A lot of water has passed under the bridge since the declaration by the SPLM-N’s "Tripartite” leadership (Chairman, Deputy Chairman, and Secretary General) of its position regarding the delivery of humanitarian aid to the areas under the Movement’s control. Thus, with the suspension of the negotiations sponsored by the African High-Level Implementation Panel (AUHIP), under the chairmanship of former South African President Thabo Mbeki, the SPLM leadership is no longer the same one. Following his resignation in March 2017, Commander Abdul Aziz Al-Hilu became the Movement’s new Chairman. This came after the decisions of the regional Nuba Mountains Liberation Council and its counterpart in the Blue Nile, which were endorsed by the extraordinary SPLM-N National Convention, in Kauda in October 2017.
Negotiations only resumed on 1st February 2018 in response to an invitation from the AUHIP. Thus, the first round of negotiations was convened between the Government of Sudan and the delegation of the SPLM-N, under its new leadership and altogether new delegation, with the aim of reaching an agreement on the cessation of hostilities and the delivery of humanitarian assistance to the areas under the Movement’s control.
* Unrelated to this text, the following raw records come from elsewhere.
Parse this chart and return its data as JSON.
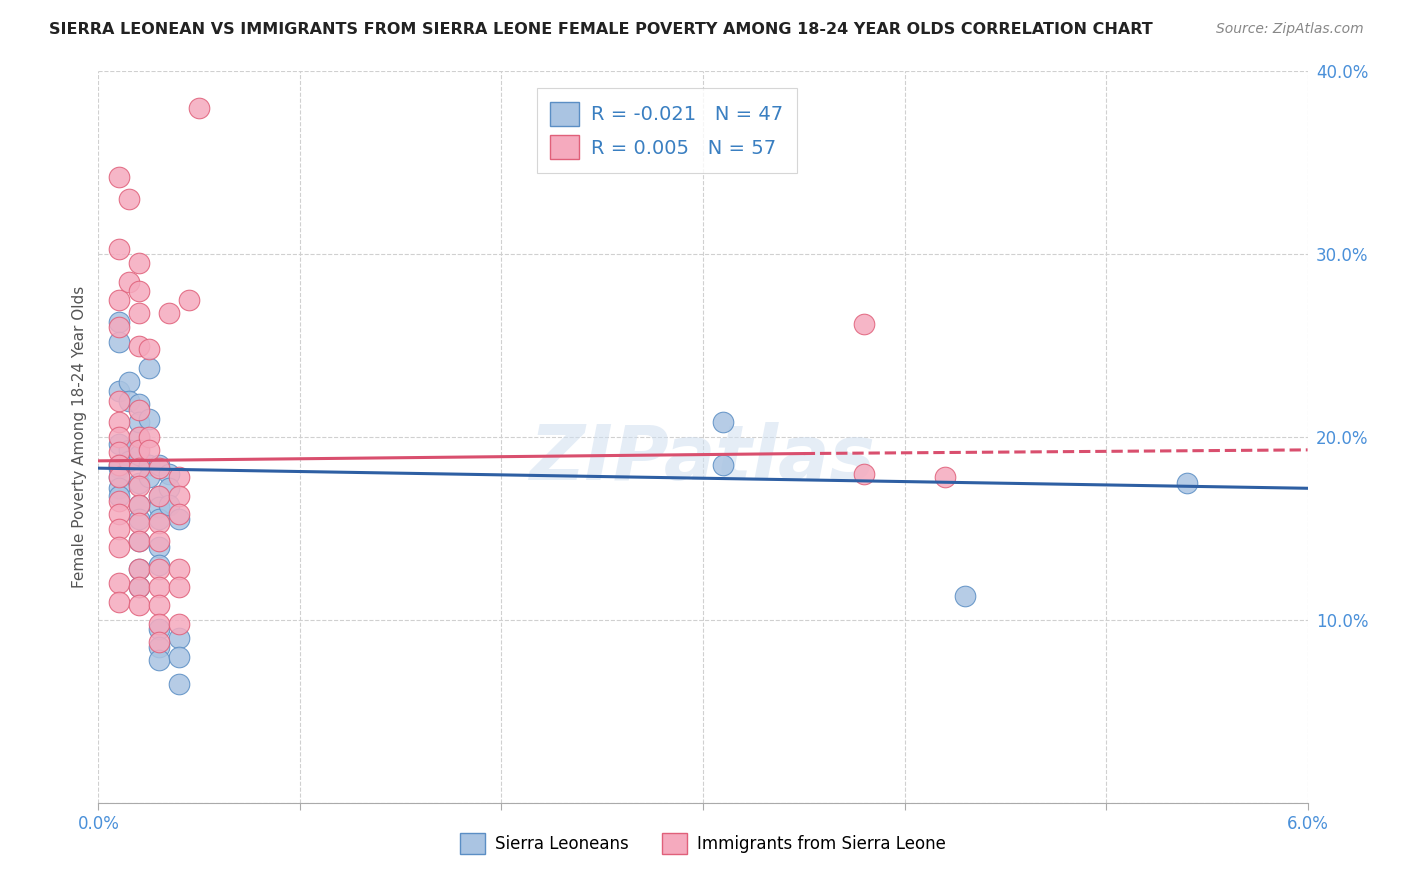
{
  "title": "SIERRA LEONEAN VS IMMIGRANTS FROM SIERRA LEONE FEMALE POVERTY AMONG 18-24 YEAR OLDS CORRELATION CHART",
  "source": "Source: ZipAtlas.com",
  "ylabel": "Female Poverty Among 18-24 Year Olds",
  "xlim": [
    0,
    0.06
  ],
  "ylim": [
    0,
    0.4
  ],
  "xticks": [
    0.0,
    0.01,
    0.02,
    0.03,
    0.04,
    0.05,
    0.06
  ],
  "xtick_labels": [
    "0.0%",
    "",
    "",
    "",
    "",
    "",
    "6.0%"
  ],
  "yticks": [
    0.0,
    0.1,
    0.2,
    0.3,
    0.4
  ],
  "ytick_labels": [
    "",
    "10.0%",
    "20.0%",
    "30.0%",
    "40.0%"
  ],
  "blue_label": "Sierra Leoneans",
  "pink_label": "Immigrants from Sierra Leone",
  "blue_R": -0.021,
  "blue_N": 47,
  "pink_R": 0.005,
  "pink_N": 57,
  "blue_color": "#aac4e2",
  "pink_color": "#f5aabe",
  "blue_edge_color": "#5b8ec4",
  "pink_edge_color": "#e0607a",
  "blue_line_color": "#2e5fa3",
  "pink_line_color": "#d94f6e",
  "blue_trend": [
    0.0,
    0.06,
    0.183,
    0.172
  ],
  "pink_trend_solid": [
    0.0,
    0.035,
    0.187,
    0.191
  ],
  "pink_trend_dash": [
    0.035,
    0.06,
    0.191,
    0.193
  ],
  "blue_scatter": [
    [
      0.001,
      0.263
    ],
    [
      0.001,
      0.252
    ],
    [
      0.001,
      0.225
    ],
    [
      0.002,
      0.2
    ],
    [
      0.001,
      0.196
    ],
    [
      0.001,
      0.183
    ],
    [
      0.001,
      0.178
    ],
    [
      0.001,
      0.172
    ],
    [
      0.001,
      0.168
    ],
    [
      0.001,
      0.185
    ],
    [
      0.0015,
      0.23
    ],
    [
      0.0015,
      0.22
    ],
    [
      0.0015,
      0.193
    ],
    [
      0.0015,
      0.187
    ],
    [
      0.002,
      0.218
    ],
    [
      0.002,
      0.208
    ],
    [
      0.002,
      0.19
    ],
    [
      0.002,
      0.175
    ],
    [
      0.002,
      0.163
    ],
    [
      0.002,
      0.155
    ],
    [
      0.002,
      0.143
    ],
    [
      0.002,
      0.128
    ],
    [
      0.002,
      0.118
    ],
    [
      0.0025,
      0.238
    ],
    [
      0.0025,
      0.21
    ],
    [
      0.0025,
      0.185
    ],
    [
      0.0025,
      0.178
    ],
    [
      0.003,
      0.185
    ],
    [
      0.003,
      0.168
    ],
    [
      0.003,
      0.162
    ],
    [
      0.003,
      0.155
    ],
    [
      0.003,
      0.14
    ],
    [
      0.003,
      0.13
    ],
    [
      0.003,
      0.095
    ],
    [
      0.003,
      0.085
    ],
    [
      0.003,
      0.078
    ],
    [
      0.0035,
      0.18
    ],
    [
      0.0035,
      0.172
    ],
    [
      0.0035,
      0.163
    ],
    [
      0.004,
      0.155
    ],
    [
      0.004,
      0.09
    ],
    [
      0.004,
      0.08
    ],
    [
      0.004,
      0.065
    ],
    [
      0.031,
      0.208
    ],
    [
      0.031,
      0.185
    ],
    [
      0.054,
      0.175
    ],
    [
      0.043,
      0.113
    ]
  ],
  "pink_scatter": [
    [
      0.001,
      0.342
    ],
    [
      0.001,
      0.303
    ],
    [
      0.001,
      0.275
    ],
    [
      0.001,
      0.26
    ],
    [
      0.001,
      0.22
    ],
    [
      0.001,
      0.208
    ],
    [
      0.001,
      0.2
    ],
    [
      0.001,
      0.192
    ],
    [
      0.001,
      0.185
    ],
    [
      0.001,
      0.178
    ],
    [
      0.001,
      0.165
    ],
    [
      0.001,
      0.158
    ],
    [
      0.001,
      0.15
    ],
    [
      0.001,
      0.14
    ],
    [
      0.001,
      0.12
    ],
    [
      0.001,
      0.11
    ],
    [
      0.0015,
      0.33
    ],
    [
      0.0015,
      0.285
    ],
    [
      0.002,
      0.295
    ],
    [
      0.002,
      0.28
    ],
    [
      0.002,
      0.268
    ],
    [
      0.002,
      0.25
    ],
    [
      0.002,
      0.215
    ],
    [
      0.002,
      0.2
    ],
    [
      0.002,
      0.193
    ],
    [
      0.002,
      0.183
    ],
    [
      0.002,
      0.173
    ],
    [
      0.002,
      0.163
    ],
    [
      0.002,
      0.153
    ],
    [
      0.002,
      0.143
    ],
    [
      0.002,
      0.128
    ],
    [
      0.002,
      0.118
    ],
    [
      0.002,
      0.108
    ],
    [
      0.0025,
      0.248
    ],
    [
      0.0025,
      0.2
    ],
    [
      0.0025,
      0.193
    ],
    [
      0.003,
      0.183
    ],
    [
      0.003,
      0.168
    ],
    [
      0.003,
      0.153
    ],
    [
      0.003,
      0.143
    ],
    [
      0.003,
      0.128
    ],
    [
      0.003,
      0.118
    ],
    [
      0.003,
      0.108
    ],
    [
      0.003,
      0.098
    ],
    [
      0.003,
      0.088
    ],
    [
      0.0035,
      0.268
    ],
    [
      0.004,
      0.178
    ],
    [
      0.004,
      0.168
    ],
    [
      0.004,
      0.158
    ],
    [
      0.004,
      0.128
    ],
    [
      0.004,
      0.118
    ],
    [
      0.004,
      0.098
    ],
    [
      0.0045,
      0.275
    ],
    [
      0.005,
      0.38
    ],
    [
      0.038,
      0.262
    ],
    [
      0.038,
      0.18
    ],
    [
      0.042,
      0.178
    ]
  ]
}
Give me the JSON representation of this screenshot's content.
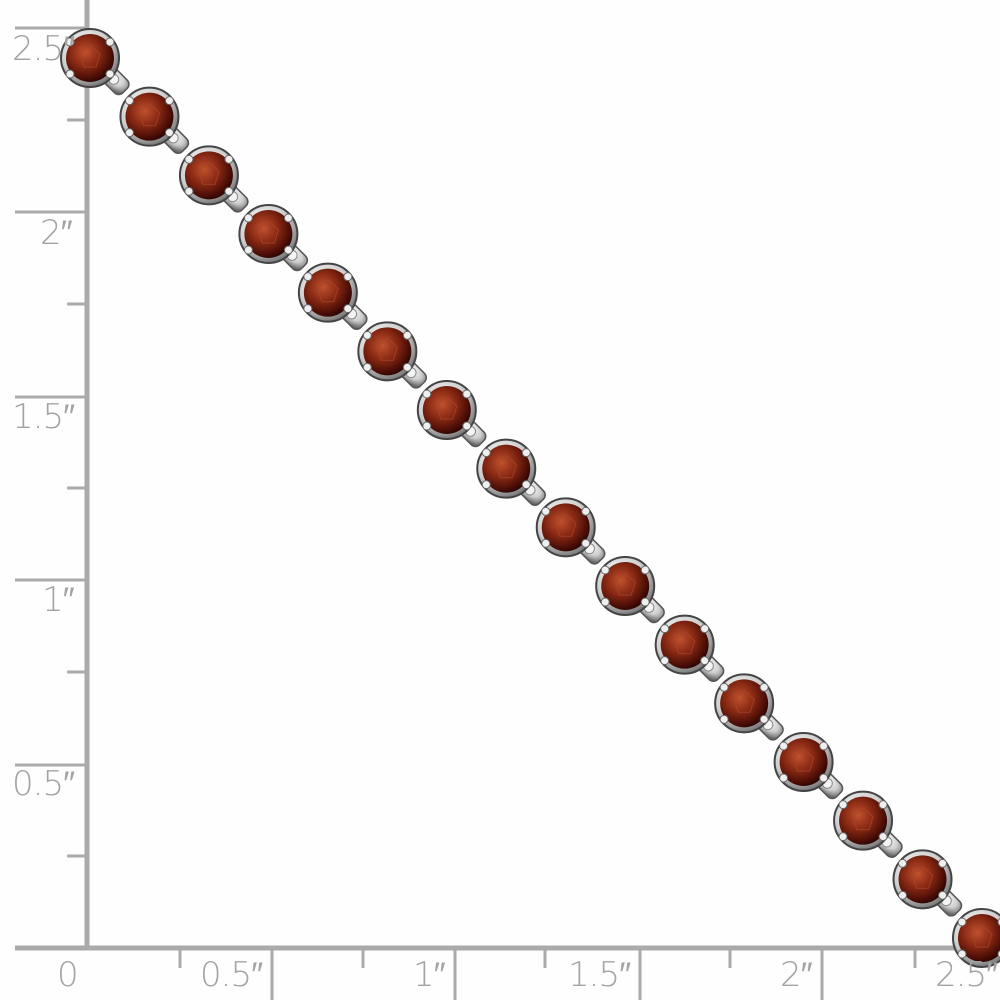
{
  "ruler": {
    "color": "#aaaaaa",
    "vertical_labels": [
      "2.5″",
      "2″",
      "1.5″",
      "1″",
      "0.5″"
    ],
    "horizontal_labels": [
      "0",
      "0.5″",
      "1″",
      "1.5″",
      "2″",
      "2.5″"
    ]
  },
  "product": {
    "stone_color": "#7a1f10",
    "metal_color": "#d8d8d8",
    "stone_count": 16
  }
}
After bilateral talks between the mediators and each delegation separately, and plenary sessions, which continued for four days (1-4 February 2018), the head of the AUHIP decided to indefinitely suspend the talks after the failure of both delegations to reach an agreement.
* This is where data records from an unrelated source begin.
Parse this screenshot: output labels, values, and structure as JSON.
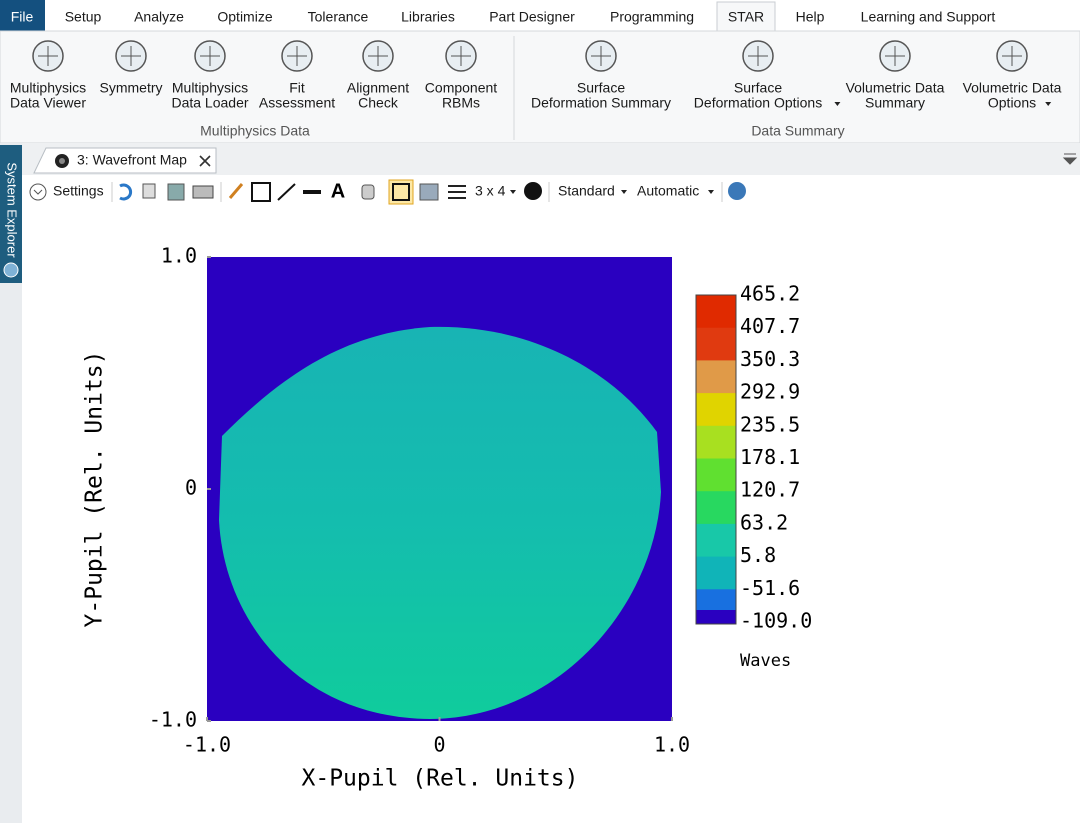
{
  "menu": [
    "File",
    "Setup",
    "Analyze",
    "Optimize",
    "Tolerance",
    "Libraries",
    "Part Designer",
    "Programming",
    "STAR",
    "Help",
    "Learning and Support"
  ],
  "ribbon": {
    "groups": [
      {
        "label": "Multiphysics Data",
        "buttons": [
          [
            "Multiphysics",
            "Data Viewer"
          ],
          [
            "Symmetry"
          ],
          [
            "Multiphysics",
            "Data Loader"
          ],
          [
            "Fit",
            "Assessment"
          ],
          [
            "Alignment",
            "Check"
          ],
          [
            "Component",
            "RBMs"
          ]
        ]
      },
      {
        "label": "Data Summary",
        "buttons": [
          [
            "Surface",
            "Deformation Summary"
          ],
          [
            "Surface",
            "Deformation Options"
          ],
          [
            "Volumetric Data",
            "Summary"
          ],
          [
            "Volumetric Data",
            "Options"
          ]
        ]
      }
    ]
  },
  "side_panel": "System Explorer",
  "document_tab": "3: Wavefront Map",
  "toolbar": {
    "settings": "Settings",
    "layout": "3 x 4",
    "style": "Standard",
    "scale": "Automatic"
  },
  "plot": {
    "x_label": "X-Pupil (Rel. Units)",
    "y_label": "Y-Pupil (Rel. Units)",
    "xlim": [
      -1,
      1
    ],
    "ylim": [
      -1,
      1
    ],
    "xticks": [
      {
        "value": -1,
        "label": "-1.0"
      },
      0,
      {
        "value": 1,
        "label": "1.0"
      }
    ],
    "yticks": [
      {
        "value": -1,
        "label": "-1.0"
      },
      0,
      {
        "value": 1,
        "label": "1.0"
      }
    ],
    "colorbar": {
      "labels": [
        "465.2",
        "407.7",
        "350.3",
        "292.9",
        "235.5",
        "178.1",
        "120.7",
        "63.2",
        "5.8",
        "-51.6",
        "-109.0"
      ],
      "unit": "Waves"
    }
  }
}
In this first round of negotiations, the new leadership of the SPLM advanced the same old position, notably the terms and conditions necessary for reaching an agreement on aid delivery. The first reservation is the need for the external crossing or corridor for the evacuation of the sick and the wounded, in view of the lack of confidence in the relief emanating from government-controlled areas and secondly setting custom and inspection posts outside the areas under the Movement’s control, and thirdly setting practical procedures for determining the location of troops.
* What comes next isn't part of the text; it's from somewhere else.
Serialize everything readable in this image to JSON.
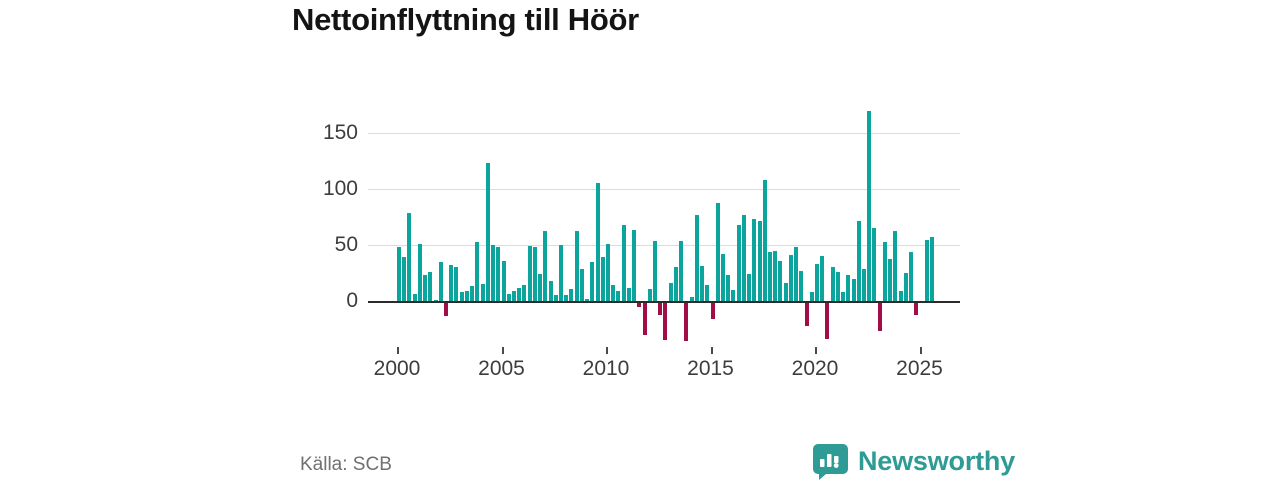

Paradoxically, these are the same reservations, among others, that were raised by the then Chairman of the Movement, Commander Malik Agar, in his letter to the US Envoy on 12 January 2017. I am not aware as to whether the American proposal for relief delivery was raised during these negotiations, although this it does not make much difference. Indeed, it is the same wine in the same old bottles!